Weather was absolutely beautiful again today. Down in the 50's last night and sunny and high in the low 70's today. PERFECT!
We took a 2 hour boat ride through the locks and up and down the St. Charles River today. There are going to be a LOT of photos of "stuff". I was an Engineer, I can't help myself. Consider yourselves lucky not to get paragraphs on the railroad lift bridges that show in the photos.
Kathy noticed the smog first thing this morning. That is not a low cloud, it is pollution from a steel making facility on the Canadian side of the border.
Then it was a short drive and a walk down to the tour boat docks.
While waiting to board we saw a sight that we don't think is common. A tug pushing a barge. The barge probably is full of iron ore.
There are two active American locks here. The MacArthur on the left (80' wide x 800' long and 29.5' deep) and the Poe on the right (110' wide x 1,200' long and 32' deep). A new lock is being built and scheduled to open in 2030. It will be the same size as the Poe Lock.
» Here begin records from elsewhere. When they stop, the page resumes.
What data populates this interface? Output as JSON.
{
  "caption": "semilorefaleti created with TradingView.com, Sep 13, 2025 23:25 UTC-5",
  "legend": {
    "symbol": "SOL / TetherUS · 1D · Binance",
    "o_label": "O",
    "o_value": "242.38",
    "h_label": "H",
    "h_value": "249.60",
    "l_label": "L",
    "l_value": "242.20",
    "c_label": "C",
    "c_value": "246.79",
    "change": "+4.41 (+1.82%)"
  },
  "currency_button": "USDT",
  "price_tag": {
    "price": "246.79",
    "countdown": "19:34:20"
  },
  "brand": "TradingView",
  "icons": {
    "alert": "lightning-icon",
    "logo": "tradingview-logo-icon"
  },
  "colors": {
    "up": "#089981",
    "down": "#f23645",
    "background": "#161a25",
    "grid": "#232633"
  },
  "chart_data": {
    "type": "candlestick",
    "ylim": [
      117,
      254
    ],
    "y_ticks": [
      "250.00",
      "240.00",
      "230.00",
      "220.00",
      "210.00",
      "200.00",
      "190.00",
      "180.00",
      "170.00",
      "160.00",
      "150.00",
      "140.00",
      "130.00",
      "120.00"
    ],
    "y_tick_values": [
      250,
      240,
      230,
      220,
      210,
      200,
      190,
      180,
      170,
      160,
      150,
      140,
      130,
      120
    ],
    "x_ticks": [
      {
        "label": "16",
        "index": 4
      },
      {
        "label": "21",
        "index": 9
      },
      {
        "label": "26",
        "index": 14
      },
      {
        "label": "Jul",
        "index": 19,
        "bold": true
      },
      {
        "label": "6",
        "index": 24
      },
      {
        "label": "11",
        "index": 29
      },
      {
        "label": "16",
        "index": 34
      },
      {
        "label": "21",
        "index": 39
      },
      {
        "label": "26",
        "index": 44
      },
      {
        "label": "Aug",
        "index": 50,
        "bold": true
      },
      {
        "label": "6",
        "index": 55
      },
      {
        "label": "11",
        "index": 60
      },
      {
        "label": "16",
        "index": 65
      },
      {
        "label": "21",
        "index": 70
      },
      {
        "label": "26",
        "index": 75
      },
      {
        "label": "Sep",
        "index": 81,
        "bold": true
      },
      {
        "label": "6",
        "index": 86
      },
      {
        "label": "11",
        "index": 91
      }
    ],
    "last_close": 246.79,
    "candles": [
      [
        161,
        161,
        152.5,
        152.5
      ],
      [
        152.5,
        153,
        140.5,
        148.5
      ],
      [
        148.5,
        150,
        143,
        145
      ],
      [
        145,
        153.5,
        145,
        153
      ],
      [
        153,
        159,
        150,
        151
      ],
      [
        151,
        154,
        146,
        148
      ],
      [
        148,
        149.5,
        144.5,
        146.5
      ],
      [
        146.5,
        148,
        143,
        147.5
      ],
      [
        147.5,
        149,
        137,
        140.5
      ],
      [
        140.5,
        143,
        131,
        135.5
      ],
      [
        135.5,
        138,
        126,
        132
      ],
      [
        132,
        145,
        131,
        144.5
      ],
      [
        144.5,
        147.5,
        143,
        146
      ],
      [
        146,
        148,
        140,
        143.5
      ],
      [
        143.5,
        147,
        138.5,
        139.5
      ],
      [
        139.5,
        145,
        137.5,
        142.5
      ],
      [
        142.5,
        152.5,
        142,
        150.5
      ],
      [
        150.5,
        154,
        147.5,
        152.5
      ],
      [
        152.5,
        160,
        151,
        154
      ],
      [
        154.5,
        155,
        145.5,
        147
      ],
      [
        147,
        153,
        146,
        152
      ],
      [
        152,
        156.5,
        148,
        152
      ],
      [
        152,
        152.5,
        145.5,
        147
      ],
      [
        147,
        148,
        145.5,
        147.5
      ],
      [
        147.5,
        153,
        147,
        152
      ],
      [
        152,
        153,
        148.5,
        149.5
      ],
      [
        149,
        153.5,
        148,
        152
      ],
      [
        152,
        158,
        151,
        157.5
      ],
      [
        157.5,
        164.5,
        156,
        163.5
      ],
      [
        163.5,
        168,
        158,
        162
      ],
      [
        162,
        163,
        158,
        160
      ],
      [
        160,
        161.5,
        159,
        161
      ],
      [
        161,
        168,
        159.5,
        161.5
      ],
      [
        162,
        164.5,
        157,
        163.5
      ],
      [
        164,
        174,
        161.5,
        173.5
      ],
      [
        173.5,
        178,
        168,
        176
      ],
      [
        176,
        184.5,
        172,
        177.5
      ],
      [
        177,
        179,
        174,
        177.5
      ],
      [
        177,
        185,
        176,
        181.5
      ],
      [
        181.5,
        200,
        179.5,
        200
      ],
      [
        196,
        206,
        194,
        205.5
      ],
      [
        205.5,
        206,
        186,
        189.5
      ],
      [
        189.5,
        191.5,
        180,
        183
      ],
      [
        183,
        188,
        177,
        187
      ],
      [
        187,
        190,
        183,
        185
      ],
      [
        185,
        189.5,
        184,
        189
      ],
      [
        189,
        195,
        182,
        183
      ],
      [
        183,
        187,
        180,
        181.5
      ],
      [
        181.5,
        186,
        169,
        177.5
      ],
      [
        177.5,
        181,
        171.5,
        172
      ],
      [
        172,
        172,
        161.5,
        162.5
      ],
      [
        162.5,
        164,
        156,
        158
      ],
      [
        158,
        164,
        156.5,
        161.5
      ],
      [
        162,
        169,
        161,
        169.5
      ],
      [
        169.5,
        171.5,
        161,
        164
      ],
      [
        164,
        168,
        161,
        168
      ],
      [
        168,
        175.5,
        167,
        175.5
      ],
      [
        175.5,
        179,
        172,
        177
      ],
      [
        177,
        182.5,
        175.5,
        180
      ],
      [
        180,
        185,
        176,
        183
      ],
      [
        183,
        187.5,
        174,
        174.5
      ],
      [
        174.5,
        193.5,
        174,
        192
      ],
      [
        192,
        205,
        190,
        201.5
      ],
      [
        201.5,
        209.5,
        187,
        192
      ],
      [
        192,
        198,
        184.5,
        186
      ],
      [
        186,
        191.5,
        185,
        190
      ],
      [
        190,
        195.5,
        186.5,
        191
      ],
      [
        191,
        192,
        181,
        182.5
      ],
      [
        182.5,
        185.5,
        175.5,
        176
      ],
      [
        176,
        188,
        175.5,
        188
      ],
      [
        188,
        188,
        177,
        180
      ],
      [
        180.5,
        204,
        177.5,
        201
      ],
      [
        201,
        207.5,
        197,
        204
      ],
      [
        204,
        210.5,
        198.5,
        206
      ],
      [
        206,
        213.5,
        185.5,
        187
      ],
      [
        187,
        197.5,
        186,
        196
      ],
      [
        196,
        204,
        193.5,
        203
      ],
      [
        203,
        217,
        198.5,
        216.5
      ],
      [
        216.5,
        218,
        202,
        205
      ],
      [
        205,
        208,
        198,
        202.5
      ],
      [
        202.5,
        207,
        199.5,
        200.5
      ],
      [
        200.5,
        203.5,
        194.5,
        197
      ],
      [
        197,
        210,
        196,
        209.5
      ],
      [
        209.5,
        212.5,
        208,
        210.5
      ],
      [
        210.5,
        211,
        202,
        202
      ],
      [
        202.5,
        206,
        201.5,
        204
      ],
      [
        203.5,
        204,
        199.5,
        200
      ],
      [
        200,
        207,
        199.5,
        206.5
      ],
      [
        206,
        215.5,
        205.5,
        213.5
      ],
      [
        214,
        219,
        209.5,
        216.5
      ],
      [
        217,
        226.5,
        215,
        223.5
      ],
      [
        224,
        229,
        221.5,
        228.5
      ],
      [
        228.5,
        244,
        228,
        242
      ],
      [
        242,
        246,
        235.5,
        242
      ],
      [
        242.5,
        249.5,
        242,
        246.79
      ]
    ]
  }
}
When the lock doors/gates are closed golf cart traffic moves people/employees back and forth to the buildings you see.
We are entering the MacArthur Lock, where we will be raised 21', to the level of Lake Superior.
The boat is tied off to the side of the lock and water from the Lake Superior side enters through the bottom of the lock as gates are opened. The water level of Lake Superior is about 3' below the top of the lock doors in the photo below.
We have now been raised the 21' and the lock doors are opening to allow us to exit into Lake Superior.
This is the Canadian steel plant. The dark piles are coal and the white is limestone.
The "purple" pile in the photo below is taconite iron ore. (When high grade iron ore became scarce a method to make use of lower grade ore became necessary. The low grade ore is ground, at the mines, the iron is separated and the mixed with bentonite clay and "pelletized."
As we headed back to the locks we "sped" by a freighter, the Oakglen, that was also headed for the locks.
We won the race to the locks. For some reason they put us, a single small boat, in the Poe lock and the Oakglen in the MacArthur lock. The Oakglen is 760' long and carries over 22,000 TONS of cargo. She was still slowly getting stopped in the center of the MacArther lock when we had already been lowered to the Lake Huron level.
Passing by the Soo Locks Campground on our return.
The window you see in the back of the trailer to the left of the trees is ours.
After the boat ride is was off to Zorba's Greek American Restaurant for a late lunch. We first went there when we were up here in 2011. We had a pizza & Greek salad and it was awesome. In 2018 we went back, the pizza and salad was just as good. It was still just as good today.
After lunch we walked around town, killing time until the Farmer's Market to opened at 4:30. We got cups of coffee ($1/cup) at a little coffee shop/deli, and sat outside drinking our coffee.
The fall colors are coming, but we will miss them at their peak. These trees were in the yard at the Methodist Church. I didn't take pictures of the church, but should have. It was a beautiful building constructed in 1873 from a red sandstone that was waste material when the first locks were constructed.
We are hear for 2 more nights. We leave Friday morning. We weren't sure of our routing when we leave here, and still aren't. This afternoon we made reservations for Friday and Saturday nights at Paradise Point RV Park in DeTour Village, MI. I'm not sure what you can make out in the cut and paste photo but DeTour is basically at the east end of the UP mainland.
PS. One of the workers at the boat tour place mentioned that they no longer were allowed to go through the Canadian locks. The Canadians are in a snit over US border crossing protocols. This person claimed that it is relatively easy to go into Canada but you have to jump through hoops, and wait in long lines, to get back into the US. We did notice that the volume of traffic on the bridge across the St. Mary's seemed to be less than half of what we remembered. Perhaps the Canadians just need to start crossing the river illegally. Then the US would provide them with free food, shelter, transportation and health care.
God is good, may He bless you and yours.